The parameters of an AR process will be 1 (order) and \(\alpha\). Because of conventions in the field of signal processing, the sign of \(\alpha\) has to be flipped. For example, for an AR(1) process with \(\alpha = 0.5\), the array representing the AR parameters would be ar = np.array([1, -0.5]).

ar1 = np.array([1, -0.5])
ma1 = np.array([1])
AR_object = ArmaProcess(ar1, ma1)
simulated_data = AR_object.generate_sample(nsample=1000)
plt.plot(simulated_data)

Make your own AR processes

To gain an intuition of the behavior of an AR process, try to write code and plot AR processes with different processes by modifying the example above. Make an acf plot for each of the processes to check if you solved it correctly. Many solutions are possible.

Question 2

How do you simulate a process where the strongest correlation is at lag 2? Remember that this is described by AR-coefficients \(\alpha_k\), for k = 1, 2,…, p

Question 3

How do you simulate a process with negative autocorrelation (also called a “repulsive” process)?

Putting regression into autoregression

In the previous steps you have created the variable y, which is a random walk and thus an AR(1) process. Autoregressive means that each value \(y_i\) can be predicted not by a different variable (“predictor” or “independent variable”), but by the previous value \(y_{i-1}\). So you can use the i - 1 value to predict the ith value.

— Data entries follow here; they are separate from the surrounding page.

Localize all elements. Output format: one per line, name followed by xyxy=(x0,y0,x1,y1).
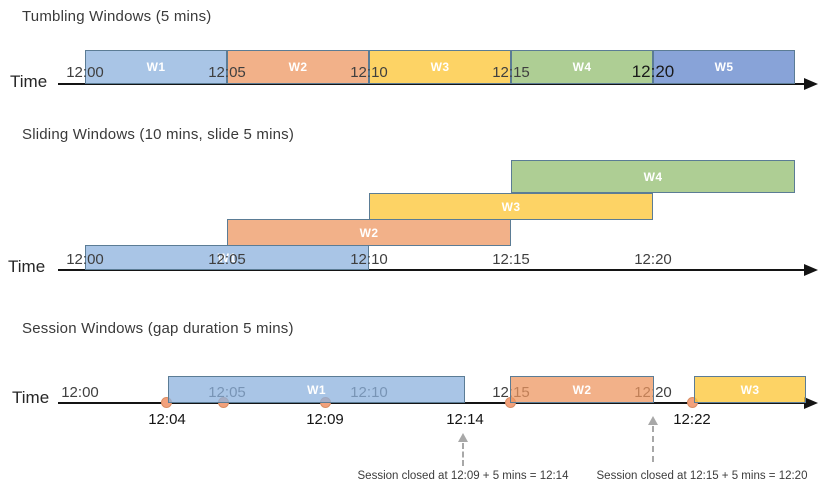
tumbling-tick-1215: 12:15 xyxy=(492,64,530,81)
event-time-label-1209: 12:09 xyxy=(306,411,344,428)
session-window-w3: W3 xyxy=(694,376,806,403)
sliding-tick-1220: 12:20 xyxy=(634,251,672,268)
tumbling-time-axis-label: Time xyxy=(10,72,48,91)
sliding-window-w1: W1 xyxy=(85,245,369,270)
sliding-tick-1205: 12:05 xyxy=(208,251,246,268)
event-time-label-1204: 12:04 xyxy=(148,411,186,428)
tumbling-window-w4: W4 xyxy=(511,50,653,84)
sliding-window-w2: W2 xyxy=(227,219,511,246)
session-window-w1: W1 xyxy=(168,376,465,403)
window-label: W1 xyxy=(217,250,237,265)
tumbling-tick-1220: 12:20 xyxy=(631,62,675,81)
tumbling-window-w2: W2 xyxy=(227,50,369,84)
tumbling-timeline xyxy=(58,83,806,85)
window-label: W3 xyxy=(740,382,760,397)
window-label: W5 xyxy=(714,60,734,74)
session-timeline-arrow-icon xyxy=(804,397,818,409)
annotation-arrow-shaft xyxy=(462,443,464,466)
sliding-window-w3: W3 xyxy=(369,193,653,220)
session-window-w2: W2 xyxy=(510,376,654,403)
session-closed-note-1: Session closed at 12:09 + 5 mins = 12:14 xyxy=(357,470,569,482)
session-timeline xyxy=(58,402,806,404)
window-label: W4 xyxy=(643,169,663,184)
annotation-arrow-up-icon xyxy=(458,433,468,442)
annotation-arrow-up-icon xyxy=(648,416,658,425)
session-title: Session Windows (gap duration 5 mins) xyxy=(22,320,294,337)
tumbling-title: Tumbling Windows (5 mins) xyxy=(22,8,212,25)
session-time-axis-label: Time xyxy=(12,388,50,407)
tumbling-window-w5: W5 xyxy=(653,50,795,84)
annotation-arrow-shaft xyxy=(652,426,654,462)
tumbling-timeline-arrow-icon xyxy=(804,78,818,90)
window-label: W1 xyxy=(307,382,326,397)
event-time-label-1222: 12:22 xyxy=(673,411,711,428)
session-closed-note-2: Session closed at 12:15 + 5 mins = 12:20 xyxy=(596,470,808,482)
window-label: W2 xyxy=(359,225,379,240)
tumbling-window-w1: W1 xyxy=(85,50,227,84)
sliding-timeline-arrow-icon xyxy=(804,264,818,276)
window-label: W2 xyxy=(572,382,592,397)
window-label: W3 xyxy=(430,60,450,74)
window-label: W2 xyxy=(288,60,308,74)
tumbling-window-w3: W3 xyxy=(369,50,511,84)
sliding-title: Sliding Windows (10 mins, slide 5 mins) xyxy=(22,126,295,143)
window-label: W4 xyxy=(572,60,592,74)
session-tick-1200: 12:00 xyxy=(61,384,99,401)
sliding-timeline xyxy=(58,269,806,271)
sliding-tick-1215: 12:15 xyxy=(492,251,530,268)
tumbling-tick-1210: 12:10 xyxy=(350,64,388,81)
sliding-tick-1210: 12:10 xyxy=(350,251,388,268)
tumbling-tick-1200: 12:00 xyxy=(66,64,104,81)
sliding-time-axis-label: Time xyxy=(8,257,46,276)
tumbling-tick-1205: 12:05 xyxy=(208,64,246,81)
sliding-window-w4: W4 xyxy=(511,160,795,193)
window-label: W1 xyxy=(146,60,166,74)
event-time-label-1214: 12:14 xyxy=(446,411,484,428)
sliding-tick-1200: 12:00 xyxy=(66,251,104,268)
window-label: W3 xyxy=(501,199,521,214)
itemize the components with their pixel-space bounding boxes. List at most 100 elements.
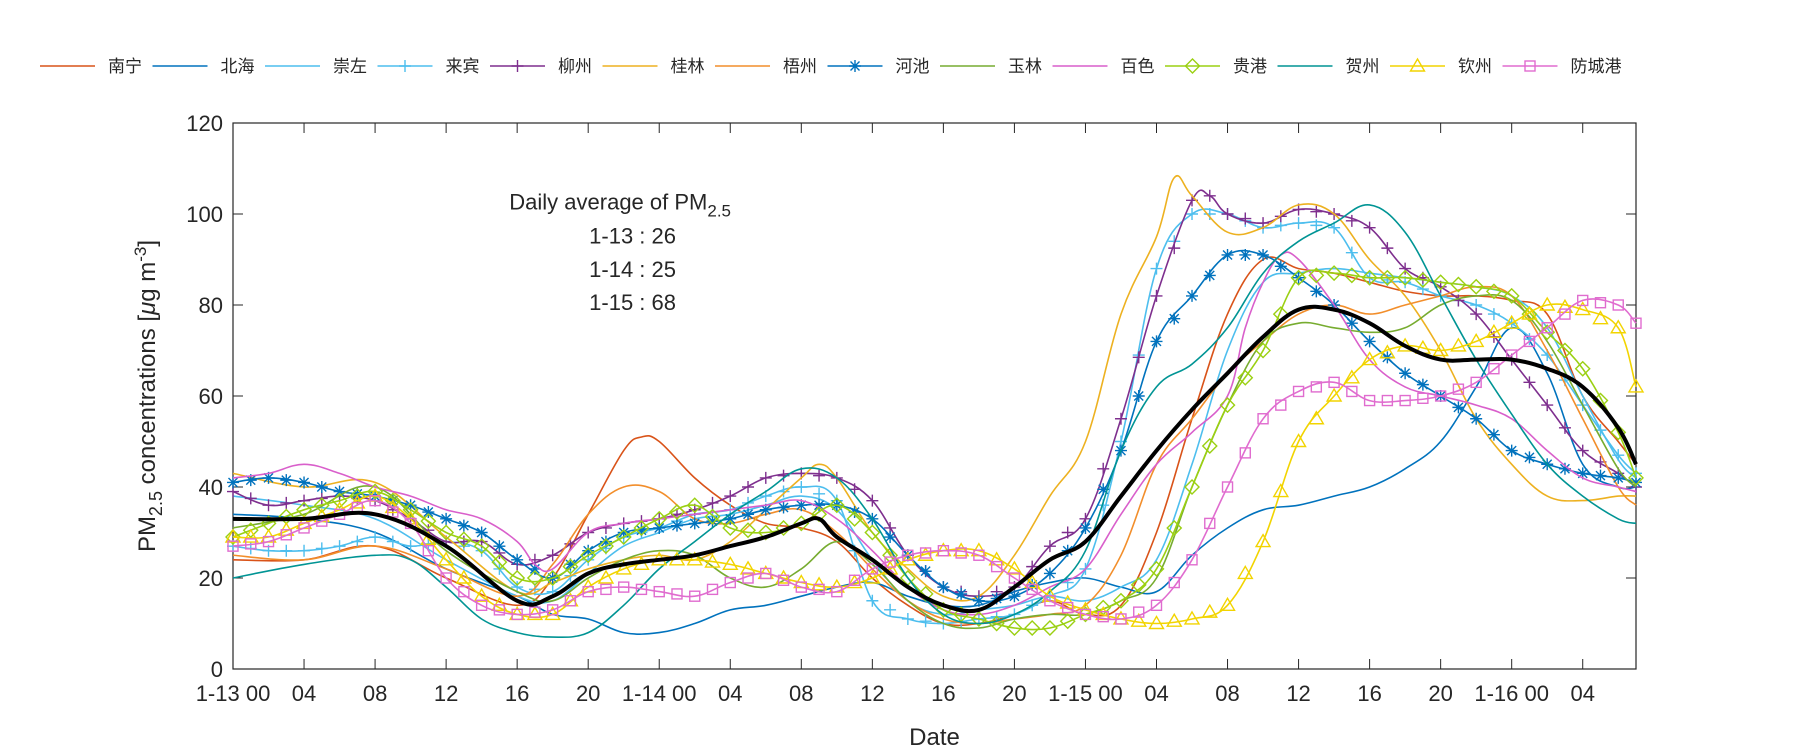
data-point (1023, 574, 1041, 589)
data-point (1310, 285, 1323, 298)
legend-item: 防城港 (1502, 57, 1622, 76)
data-point (599, 535, 612, 548)
data-point (1133, 606, 1145, 618)
data-point (1630, 476, 1642, 489)
annotation-line: 1-15 : 68 (589, 290, 676, 315)
data-point (1452, 401, 1465, 414)
data-point (1503, 314, 1520, 329)
data-point (298, 494, 311, 507)
x-tick-label: 08 (1215, 681, 1239, 706)
data-point (651, 510, 668, 527)
data-point (564, 558, 577, 571)
data-point (1204, 517, 1216, 530)
legend-label: 百色 (1121, 57, 1155, 76)
data-point (724, 576, 736, 589)
data-point (1290, 269, 1307, 286)
x-tick-label: 1-14 00 (622, 681, 697, 706)
legend-item: 柳州 (490, 57, 592, 76)
data-point (1414, 271, 1431, 288)
data-point (739, 560, 757, 575)
y-axis-title: PM2.5 concentrations [μg m-3] (131, 240, 166, 552)
data-point (1503, 287, 1520, 304)
data-point (1627, 378, 1645, 393)
data-point (1026, 583, 1038, 596)
data-point (740, 522, 757, 539)
data-point (973, 549, 985, 561)
data-point (635, 524, 648, 537)
data-point (1257, 413, 1269, 425)
y-tick-label: 100 (186, 202, 223, 227)
data-point (846, 510, 863, 527)
data-point (1397, 269, 1414, 286)
data-point (742, 572, 754, 584)
data-point (1612, 299, 1624, 311)
data-point (668, 504, 685, 521)
x-tick-label: 1-16 00 (1474, 681, 1549, 706)
data-point (1308, 410, 1325, 425)
legend-label: 梧州 (783, 57, 817, 76)
data-point (990, 560, 1003, 573)
data-point (1184, 479, 1200, 495)
data-point (813, 499, 826, 512)
series-10 (225, 265, 1644, 637)
data-point (813, 469, 826, 482)
data-point (1112, 592, 1129, 609)
data-point (917, 585, 934, 602)
data-point (224, 528, 242, 543)
legend-item: 梧州 (715, 57, 817, 76)
data-point (1467, 333, 1485, 348)
data-point (1523, 376, 1536, 389)
data-point (1541, 322, 1553, 334)
x-tick-label: 04 (1570, 681, 1594, 706)
data-point (917, 546, 934, 561)
data-point (313, 497, 330, 514)
data-point (298, 544, 311, 557)
data-point (1008, 590, 1021, 603)
data-point (1221, 481, 1234, 493)
data-point (1201, 438, 1218, 455)
data-point (1505, 444, 1518, 457)
data-point (704, 508, 721, 525)
data-point (919, 565, 932, 578)
data-point (1559, 308, 1571, 320)
data-point (813, 487, 826, 500)
y-tick-label: 40 (199, 475, 223, 500)
annotation-title: Daily average of PM2.5 (509, 189, 731, 220)
data-point (227, 476, 239, 489)
data-point (1630, 317, 1642, 329)
data-point (1166, 519, 1183, 536)
data-point (1328, 376, 1340, 389)
legend-item: 来宾 (377, 57, 480, 76)
data-point (1416, 283, 1429, 296)
data-point (491, 554, 508, 571)
data-point (298, 522, 310, 534)
data-point (1346, 385, 1358, 398)
x-tick-label: 20 (1002, 681, 1026, 706)
data-point (884, 531, 897, 544)
data-point (1363, 335, 1376, 348)
data-point (795, 481, 808, 493)
data-point (544, 570, 561, 586)
legend-label: 桂林 (671, 57, 705, 76)
data-point (1308, 267, 1325, 284)
data-point (706, 496, 719, 509)
data-point (262, 535, 275, 548)
data-point (386, 535, 399, 548)
data-point (901, 612, 914, 625)
legend-label: 钦州 (1458, 57, 1492, 76)
data-point (1310, 381, 1323, 393)
data-point (955, 547, 967, 559)
data-point (1574, 360, 1591, 377)
data-point (493, 604, 506, 616)
data-point (1612, 471, 1625, 484)
data-point (1576, 444, 1589, 457)
data-point (1610, 319, 1627, 334)
data-point (529, 606, 541, 618)
data-point (724, 512, 737, 525)
data-point (475, 599, 488, 611)
data-point (280, 474, 293, 487)
data-point (1576, 467, 1589, 480)
data-point (1219, 596, 1236, 611)
data-point (298, 476, 311, 489)
data-point (1272, 483, 1290, 498)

To do this, you need to create a second, dummy variable that is the the i - 1 value of y. In numpy, you can use the roll() function to create a new variable that is the the i - 1 value of the trend.

z = np.roll(y, -1)

Question 4

What is the slope coefficient of a linear regression model of y over z (i.e. of \(y_i\) over \(y_{i-1}\))? And what is the goodness of fit?

Hint

Last week you used statsmodels ols() function because both variables were in the same pandas dataframe. You would need to join y and z into one dataframe (good pandas practice!) or you need to use the OLS() function of statsmodels, which allows regression over separate numpy arrays.

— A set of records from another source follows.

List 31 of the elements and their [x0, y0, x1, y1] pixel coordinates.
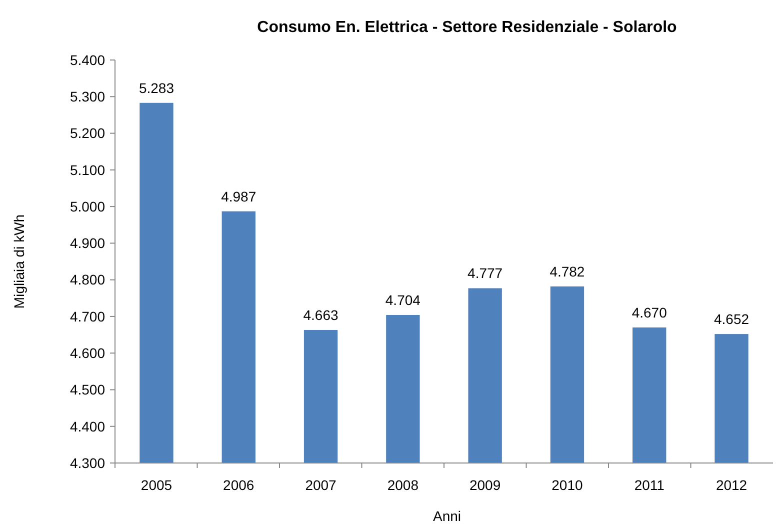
x-tick-label: 2007 [305, 477, 337, 493]
data-label: 4.704 [385, 292, 421, 308]
data-label: 4.782 [550, 263, 585, 280]
y-tick-label: 4.700 [70, 308, 106, 324]
data-label: 5.283 [138, 80, 174, 96]
x-tick-label: 2011 [634, 477, 665, 493]
chart-title: Consumo En. Elettrica - Settore Residenziale - Solarolo [257, 19, 678, 36]
x-axis-title: Anni [432, 508, 462, 524]
y-tick-label: 5.100 [70, 162, 106, 178]
x-tick-label: 2006 [223, 477, 254, 493]
data-label: 4.777 [468, 265, 503, 282]
y-tick-label: 5.300 [70, 88, 106, 105]
y-axis-title: Migliaia di kWh [11, 214, 27, 309]
x-tick-label: 2008 [387, 477, 419, 493]
y-tick-label: 4.300 [70, 454, 106, 471]
data-label: 4.652 [714, 311, 750, 328]
y-tick-label: 4.800 [70, 272, 106, 288]
y-tick-label: 5.200 [70, 125, 106, 142]
y-tick-label: 5.400 [70, 52, 106, 68]
x-tick-label: 2012 [716, 477, 748, 493]
data-label: 4.670 [632, 304, 668, 320]
y-tick-label: 4.500 [70, 382, 106, 398]
data-label: 4.663 [303, 307, 339, 324]
data-label: 4.987 [221, 188, 256, 204]
x-tick-label: 2010 [552, 477, 583, 493]
y-tick-label: 4.900 [70, 235, 106, 252]
y-tick-label: 4.400 [70, 418, 106, 434]
x-tick-label: 2005 [140, 477, 172, 493]
x-tick-label: 2009 [469, 477, 501, 493]
y-tick-label: 5.000 [70, 198, 106, 214]
y-tick-label: 4.600 [70, 344, 106, 361]
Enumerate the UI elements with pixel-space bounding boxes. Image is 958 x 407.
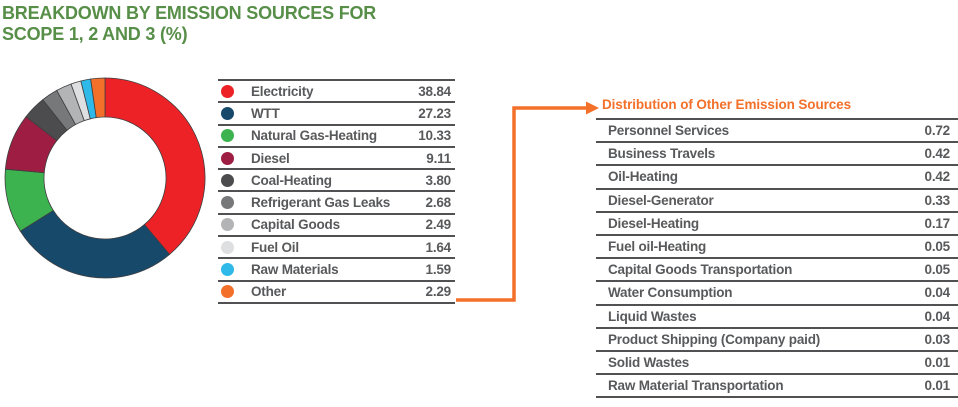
legend-value: 1.64 <box>425 239 452 255</box>
breakout-row-oil-heating: Oil-Heating 0.42 <box>596 164 958 187</box>
donut-segment-other <box>90 77 106 119</box>
legend-row-raw-materials: Raw Materials 1.59 <box>218 257 455 279</box>
legend-row-natural-gas-heating: Natural Gas-Heating 10.33 <box>218 123 455 146</box>
legend-label: Capital Goods <box>251 217 340 233</box>
breakout-label: Diesel-Heating <box>608 215 699 231</box>
breakout-value: 0.04 <box>924 285 951 301</box>
donut-segment-electricity <box>104 77 206 255</box>
breakout-row-fuel-oil-heating: Fuel oil-Heating 0.05 <box>596 233 958 257</box>
legend-row-capital-goods: Capital Goods 2.49 <box>218 212 455 235</box>
breakout-table: Personnel Services 0.72 Business Travels 0.… <box>596 118 958 399</box>
breakout-table-title: Distribution of Other Emission Sources <box>602 97 851 112</box>
legend-label: Coal-Heating <box>251 172 332 188</box>
page-title: BREAKDOWN BY EMISSION SOURCES FOR SCOPE … <box>2 3 376 45</box>
breakout-label: Raw Material Transportation <box>608 378 784 394</box>
legend-label: WTT <box>251 105 280 121</box>
legend-swatch-icon <box>221 196 234 210</box>
legend-row-other: Other 2.29 <box>218 279 455 302</box>
breakout-value: 0.33 <box>924 192 951 208</box>
legend-value: 10.33 <box>418 128 451 144</box>
breakout-value: 0.01 <box>924 354 951 370</box>
legend-label: Other <box>251 284 287 300</box>
breakout-value: 0.04 <box>924 308 951 324</box>
page-title-line2: SCOPE 1, 2 AND 3 (%) <box>2 24 188 44</box>
legend-value: 27.23 <box>418 105 451 121</box>
breakout-label: Diesel-Generator <box>608 192 714 208</box>
legend-label: Fuel Oil <box>251 239 299 255</box>
legend-swatch-icon <box>221 173 234 187</box>
legend-row-wtt: WTT 27.23 <box>218 101 455 123</box>
legend-value: 3.80 <box>425 172 452 188</box>
breakout-row-product-shipping-company-paid: Product Shipping (Company paid) 0.03 <box>596 326 958 350</box>
legend-value: 2.68 <box>425 195 452 211</box>
breakout-label: Liquid Wastes <box>608 308 697 324</box>
breakout-value: 0.05 <box>924 239 951 255</box>
legend-row-refrigerant-gas-leaks: Refrigerant Gas Leaks 2.68 <box>218 190 455 212</box>
breakout-value: 0.03 <box>924 331 951 347</box>
breakout-value: 0.05 <box>924 262 951 278</box>
breakout-label: Business Travels <box>608 146 716 162</box>
legend-value: 2.49 <box>425 217 452 233</box>
breakout-label: Personnel Services <box>608 123 729 139</box>
breakout-row-water-consumption: Water Consumption 0.04 <box>596 280 958 303</box>
chart-legend: Electricity 38.84 WTT 27.23 Natural Gas-Heat… <box>218 79 455 304</box>
legend-swatch-icon <box>221 84 234 98</box>
breakout-label: Water Consumption <box>608 285 733 301</box>
legend-swatch-icon <box>221 263 234 277</box>
breakout-value: 0.72 <box>924 123 951 139</box>
arrow-right-icon <box>586 101 599 115</box>
legend-value: 9.11 <box>426 150 451 166</box>
breakout-value: 0.42 <box>924 169 951 185</box>
legend-value: 2.29 <box>425 284 452 300</box>
legend-swatch-icon <box>221 240 234 254</box>
breakout-row-liquid-wastes: Liquid Wastes 0.04 <box>596 303 958 327</box>
legend-row-electricity: Electricity 38.84 <box>218 79 455 101</box>
breakout-value: 0.01 <box>924 378 951 394</box>
breakout-value: 0.17 <box>924 215 951 231</box>
page-title-line1: BREAKDOWN BY EMISSION SOURCES FOR <box>2 3 377 23</box>
breakout-label: Solid Wastes <box>608 354 690 370</box>
breakout-label: Capital Goods Transportation <box>608 262 793 278</box>
legend-label: Electricity <box>251 83 314 99</box>
legend-swatch-icon <box>221 218 234 232</box>
connector-line <box>456 106 587 302</box>
legend-value: 38.84 <box>418 83 451 99</box>
breakout-row-personnel-services: Personnel Services 0.72 <box>596 118 958 141</box>
legend-value: 1.59 <box>425 262 452 278</box>
donut-segment-wtt <box>19 209 171 279</box>
breakout-label: Product Shipping (Company paid) <box>608 331 821 347</box>
breakout-row-solid-wastes: Solid Wastes 0.01 <box>596 349 958 373</box>
legend-swatch-icon <box>221 106 234 120</box>
breakout-value: 0.42 <box>924 146 951 162</box>
legend-label: Refrigerant Gas Leaks <box>251 195 391 211</box>
legend-swatch-icon <box>221 129 234 143</box>
legend-row-diesel: Diesel 9.11 <box>218 145 455 168</box>
legend-label: Raw Materials <box>251 262 339 278</box>
breakout-label: Oil-Heating <box>608 169 678 185</box>
breakout-label: Fuel oil-Heating <box>608 239 707 255</box>
legend-row-fuel-oil: Fuel Oil 1.64 <box>218 235 455 257</box>
donut-chart <box>4 77 206 279</box>
legend-label: Diesel <box>251 150 290 166</box>
legend-swatch-icon <box>221 151 234 165</box>
legend-swatch-icon <box>221 285 234 299</box>
legend-label: Natural Gas-Heating <box>251 128 377 144</box>
breakout-row-diesel-heating: Diesel-Heating 0.17 <box>596 210 958 234</box>
breakout-row-raw-material-transportation: Raw Material Transportation 0.01 <box>596 373 958 396</box>
breakout-row-capital-goods-transportation: Capital Goods Transportation 0.05 <box>596 257 958 280</box>
breakout-row-diesel-generator: Diesel-Generator 0.33 <box>596 187 958 211</box>
breakout-row-business-travels: Business Travels 0.42 <box>596 141 958 164</box>
legend-row-coal-heating: Coal-Heating 3.80 <box>218 168 455 190</box>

Testing for autocorrelation

Last week you learned how to use the Durbin-Watson test. This test is based on the residuals of the regression of \(X_t\) on \(X_{t-1}\). Examine the output of the regression model you fitted in question 4.

Question 5

What is the conclusion of the Durbin-Watson test for autocorrelation in your regression model for the random walk over itself?

Hint

You may need to add an import of the relevant test from statsmodels and need a table with critical values for larger samples, for example: https://real-statistics.com/statistics-tables/durbin-watson-table/

Partial autocorrelation function (PACF)

Partial correlation, in general, is the correlation between two variables after removing the effect of other variable(s). In time series, this is the correlation between \(X_t\) and \(X_{t-k}\) after removing the effect of \(X_{t-1}, X_{t-2}, ..., X_{t-k+1}\). In practice, we use the partial autocorrelation function to identify the order of an autoregressive process. The order is equal to the number of “lollipops” that stick out from the blue shaded area. You can create a PACF plot using plot_pacf() and see the correlation coefficients using the pacf() functions. Mind the imports!

Question 6

What would you detect as the order of the random walk you generated?

Question 7

Earlier in this practical, you created an AR(2) process saved under the name simulated_data_2. Can you correctly recover the order of the process from a PACF plot?

If you examine the correlation coefficients in the answers to the last two questions, you will realize it is relatively easy to identify the order of the process. But recovering the \(\alpha\) coefficient(s) is much harder. We don’t have a simple function to do this: like in any other regression analysis, we have to fit models to find the parameters of an AR process. We will do this in the second practical.